Only .02% of the data on the servers was reportedly affected, while the university was eventually able to restore IT services and systems from backup copies. Nonetheless the university decided to pay the ransom demands with the help of its cyber insurance provider.
“This was done as a proactive and preventive step to ensure information was not released on the internet”, the University of Utah said. “The university’s cyber insurance policy paid part of the ransom, and the university covered the remainder. No tuition, grant, donation, state or taxpayer funds were used to pay the ransom”.
Since the university is still reviewing the incident to determine the nature of the affected data, CSBS students and employees are advised to monitor their financial statements for any fraudulent activity and periodically review and change online passwords.

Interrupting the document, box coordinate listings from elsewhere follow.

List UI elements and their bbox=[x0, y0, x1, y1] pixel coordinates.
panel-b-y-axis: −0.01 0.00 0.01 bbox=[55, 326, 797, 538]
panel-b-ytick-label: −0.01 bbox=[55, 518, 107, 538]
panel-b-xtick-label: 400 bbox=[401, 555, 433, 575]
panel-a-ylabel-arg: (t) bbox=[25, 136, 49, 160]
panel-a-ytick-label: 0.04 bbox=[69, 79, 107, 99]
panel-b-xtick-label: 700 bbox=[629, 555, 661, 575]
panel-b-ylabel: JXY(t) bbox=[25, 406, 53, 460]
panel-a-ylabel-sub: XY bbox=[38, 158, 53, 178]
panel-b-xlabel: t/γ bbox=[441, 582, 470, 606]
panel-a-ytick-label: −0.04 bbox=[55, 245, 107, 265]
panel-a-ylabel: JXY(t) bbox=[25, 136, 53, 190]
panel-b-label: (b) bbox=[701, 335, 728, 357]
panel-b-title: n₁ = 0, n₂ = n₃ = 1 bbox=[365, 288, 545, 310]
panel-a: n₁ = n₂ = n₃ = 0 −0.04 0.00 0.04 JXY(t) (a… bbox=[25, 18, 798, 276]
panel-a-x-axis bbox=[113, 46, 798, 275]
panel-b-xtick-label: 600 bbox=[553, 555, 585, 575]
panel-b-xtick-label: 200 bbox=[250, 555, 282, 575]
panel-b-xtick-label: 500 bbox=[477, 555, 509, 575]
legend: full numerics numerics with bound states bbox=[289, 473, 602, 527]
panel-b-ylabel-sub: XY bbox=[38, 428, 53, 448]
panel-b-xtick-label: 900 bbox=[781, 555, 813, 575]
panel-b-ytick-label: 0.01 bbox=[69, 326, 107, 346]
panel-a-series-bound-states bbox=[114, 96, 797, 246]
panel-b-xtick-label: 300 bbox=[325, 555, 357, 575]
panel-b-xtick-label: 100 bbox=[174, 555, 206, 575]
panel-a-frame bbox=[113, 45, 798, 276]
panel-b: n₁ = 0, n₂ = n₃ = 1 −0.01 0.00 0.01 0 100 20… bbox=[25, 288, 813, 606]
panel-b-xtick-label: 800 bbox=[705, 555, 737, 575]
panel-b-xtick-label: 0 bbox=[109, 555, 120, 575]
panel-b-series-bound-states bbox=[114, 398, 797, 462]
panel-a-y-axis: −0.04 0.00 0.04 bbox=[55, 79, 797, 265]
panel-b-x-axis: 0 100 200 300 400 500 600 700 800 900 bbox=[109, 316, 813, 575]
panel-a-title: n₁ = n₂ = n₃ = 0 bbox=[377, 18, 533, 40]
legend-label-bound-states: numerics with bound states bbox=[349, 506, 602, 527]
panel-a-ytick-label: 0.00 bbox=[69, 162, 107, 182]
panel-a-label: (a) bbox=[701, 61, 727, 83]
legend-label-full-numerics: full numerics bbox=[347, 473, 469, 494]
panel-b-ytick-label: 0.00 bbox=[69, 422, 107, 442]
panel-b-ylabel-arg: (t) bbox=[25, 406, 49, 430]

“This incident helped identify a specific weakness in a college, and that vulnerability has been fixed”, the university added. The university is working to move all college systems with private and restricted data to central services to provide a more secure and protected environment. The university is also unifying the campus to one central Active Directory and moving college networks into the centrally managed university network. These steps, in addition to individuals using strong passwords and two-factor authentication, are expected to reduce the likelihood of an incident like this occurring again”.
Even tough cybersecurity experts and law enforcement advise ransomware victims to never give into extortion demands, in some cases, organizations choose the easy way out. Paying the demands of cybercriminals does not guarantee full system recovery or that the any stolen data will not be leak online or sold to highest bidder on the dark web.